The research project, which is inviting more than 1,300 arts organisations to participate, is guided by an industry advisory group chaired by Indigenous playwright, director and artistic director Wesley Enoch AM.
Describing the project as ‘an opportunity to shine a light on the things that are working well,’ Enoch continued: ‘Often we think of cultural diversity as a big stick to smack people over the head with rather than a great opportunity to grow who we are as a company, or as an art form, or even an arts centre.
‘So there’s an opportunity here for this particular project to focus on the positives about what works and how it can work better,’ he explained.
Enoch noted that artists and arts workers across the country agree that diversifying arts audiences is important.
‘But sometimes we go, “Oh, we can’t afford it” or “We don’t have all the money to do that,” or “It’s too risky to do that,” when in fact, we see the exact opposite.

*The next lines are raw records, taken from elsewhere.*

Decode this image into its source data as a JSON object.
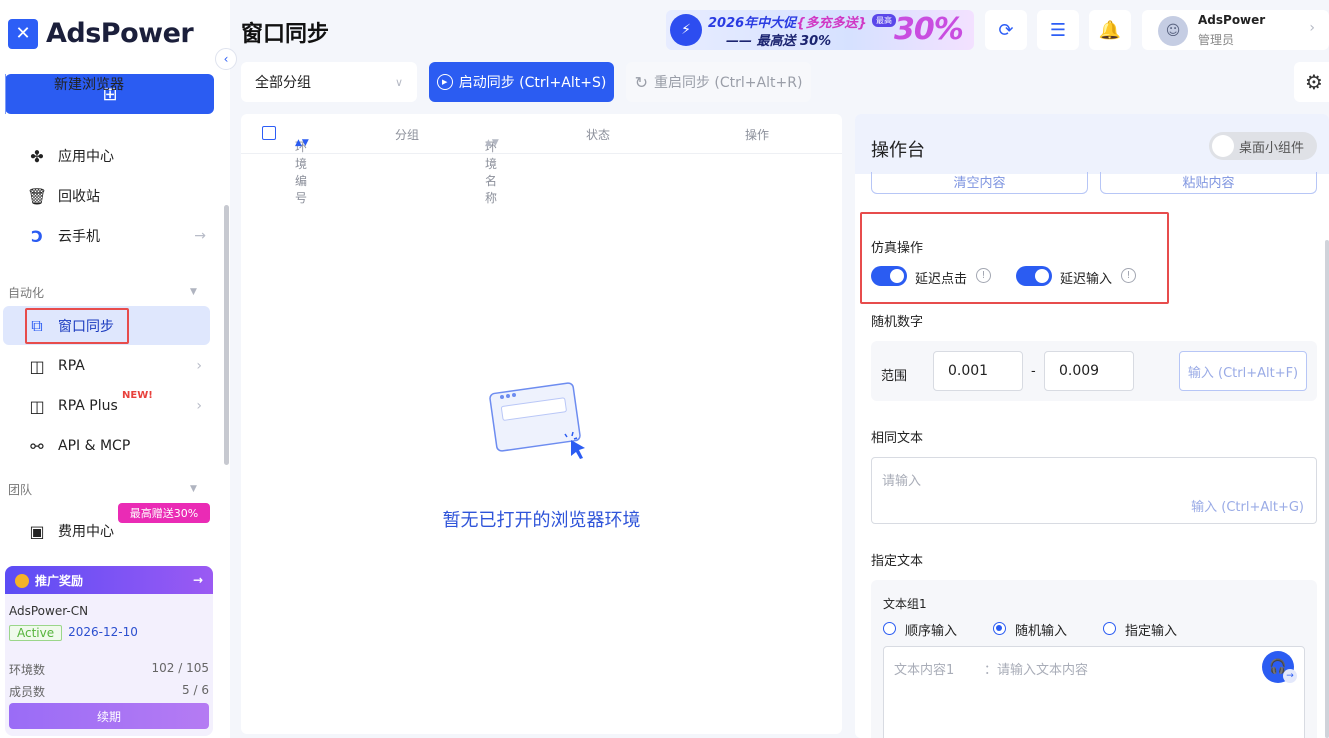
{
  "app": {
    "name": "AdsPower"
  },
  "sidebar": {
    "new_browser_label": "新建浏览器",
    "items": [
      {
        "label": "应用中心",
        "icon": "puzzle-icon"
      },
      {
        "label": "回收站",
        "icon": "trash-icon"
      },
      {
        "label": "云手机",
        "icon": "cloud-phone-icon"
      }
    ],
    "section_automation": "自动化",
    "automation_items": [
      {
        "label": "窗口同步",
        "icon": "window-sync-icon",
        "active": true
      },
      {
        "label": "RPA",
        "icon": "robot-icon"
      },
      {
        "label": "RPA Plus",
        "icon": "robot-icon",
        "badge": "NEW!"
      },
      {
        "label": "API & MCP",
        "icon": "plug-icon"
      }
    ],
    "section_team": "团队",
    "team_items": [
      {
        "label": "费用中心",
        "icon": "wallet-icon",
        "badge": "最高赠送30%"
      }
    ],
    "referral": {
      "title": "推广奖励",
      "account": "AdsPower-CN",
      "status": "Active",
      "expiry": "2026-12-10",
      "env_label": "环境数",
      "env_value": "102 / 105",
      "member_label": "成员数",
      "member_value": "5 / 6",
      "renew_label": "续期"
    }
  },
  "header": {
    "title": "窗口同步",
    "promo_line1": "2026年中大促",
    "promo_line1_b": "{多充多送}",
    "promo_tag": "最高",
    "promo_line2": "—— 最高送 30%",
    "promo_big": "30%",
    "user_name": "AdsPower",
    "user_role": "管理员"
  },
  "toolbar": {
    "group_select": "全部分组",
    "start_sync": "启动同步 (Ctrl+Alt+S)",
    "restart_sync": "重启同步 (Ctrl+Alt+R)"
  },
  "table": {
    "columns": [
      "环境编号",
      "分组",
      "环境名称",
      "状态",
      "操作"
    ],
    "empty_text": "暂无已打开的浏览器环境"
  },
  "console": {
    "title": "操作台",
    "widget_toggle": "桌面小组件",
    "clear_content": "清空内容",
    "paste_content": "粘贴内容",
    "sim_title": "仿真操作",
    "delay_click": "延迟点击",
    "delay_input": "延迟输入",
    "random_number_title": "随机数字",
    "range_label": "范围",
    "range_min": "0.001",
    "range_sep": "-",
    "range_max": "0.009",
    "random_input_btn": "输入 (Ctrl+Alt+F)",
    "same_text_title": "相同文本",
    "same_text_placeholder": "请输入",
    "same_text_btn": "输入 (Ctrl+Alt+G)",
    "specified_text_title": "指定文本",
    "group_label": "文本组1",
    "radio_options": [
      "顺序输入",
      "随机输入",
      "指定输入"
    ],
    "selected_radio": "随机输入",
    "text_content_label": "文本内容1",
    "text_content_placeholder": "：请输入文本内容"
  }
}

We see markets grow with audiences that have been neglected or ignored. And as I often say, “A starved audience is a hungry audience that needs to be fed,”’ he told ArtsHub.
Glow stressed that a sector-wide approach to the problem was necessary. ‘For too long the focus has been on trying to “fix” audiences, but organisational practice can tend to privilege some audiences over others,’ she explained.
‘Our research shows that sustainably solving this issue requires holistic organisational change, not individual initiatives.’
She also stressed the importance of rethinking the question of diversity in the arts.
‘As long as we keep thinking about this as being a compliance issue, we’re not actually having the conversations we need to have … [and] having difficult conversations is something that arts organisations can tend to avoid for a whole lot of reasons, one of which being they’re just too busy trying to deliver on their orchestra program, their theatre program, their dance program.
‘But I think this is the moment for that difficult conversation,’ Glow explained.
‘And that’s what this project is trying to do – it’s trying to encourage people to not think about pursuing diverse audiences as a question of compliance, of reporting to government, any of that stuff. It’s actually about thinking about diversity in a new way: about who we are, who we do this work for, how we have conversations with people, and in fact, what is our invitation, our invitation to the broader world?’
The audience diversity project is supported by funding from the Australia Council for the Arts and the Ian Potter Foundation, with all state and territory arts agencies participating.
Every Australian visual and performing arts organisation funded by government is being invited to contribute to the project, with Glow noting they hoped to hear from a range of perspectives, skill levels and people across the sector.
‘One of the interesting things about our survey is that we are asking organisations to get everyone in the organisation to participate,’ she said.
‘So this isn’t just about finding out what artistic directors think about this issue. This is a survey where, if people say “Yes, we’ll participate,” we’re encouraging them to give it to people in production areas and to the board, so that we get a sense of what the whole of the organisation is thinking and doing. How does the whole of the organisation understand the task of audience diversity?’
Findings from the research project will inform the development of toolkits and frameworks for action to provide practical resources that will help arts organisations make meaningful changes that expand their audience in a sustainable way.
Enoch noted that some organisations are already working in this way, but said the Deakin project will ensure such successes can be shared more broadly and easily with the sector.
‘I think this project will be providing some evidence and some tools that people can actually engage with … and instead of that happening in isolation it will bring those resources together so that people can share them and learn,’ he said.
‘I’m hoping that by being confronted by the evidence, by the different things being put on the table, that people will go, “Yes, I now know I can have confidence to take this risk if I haven’t done it already.” Because that’s when we’ll see big structural changes – change that won’t slide backwards.’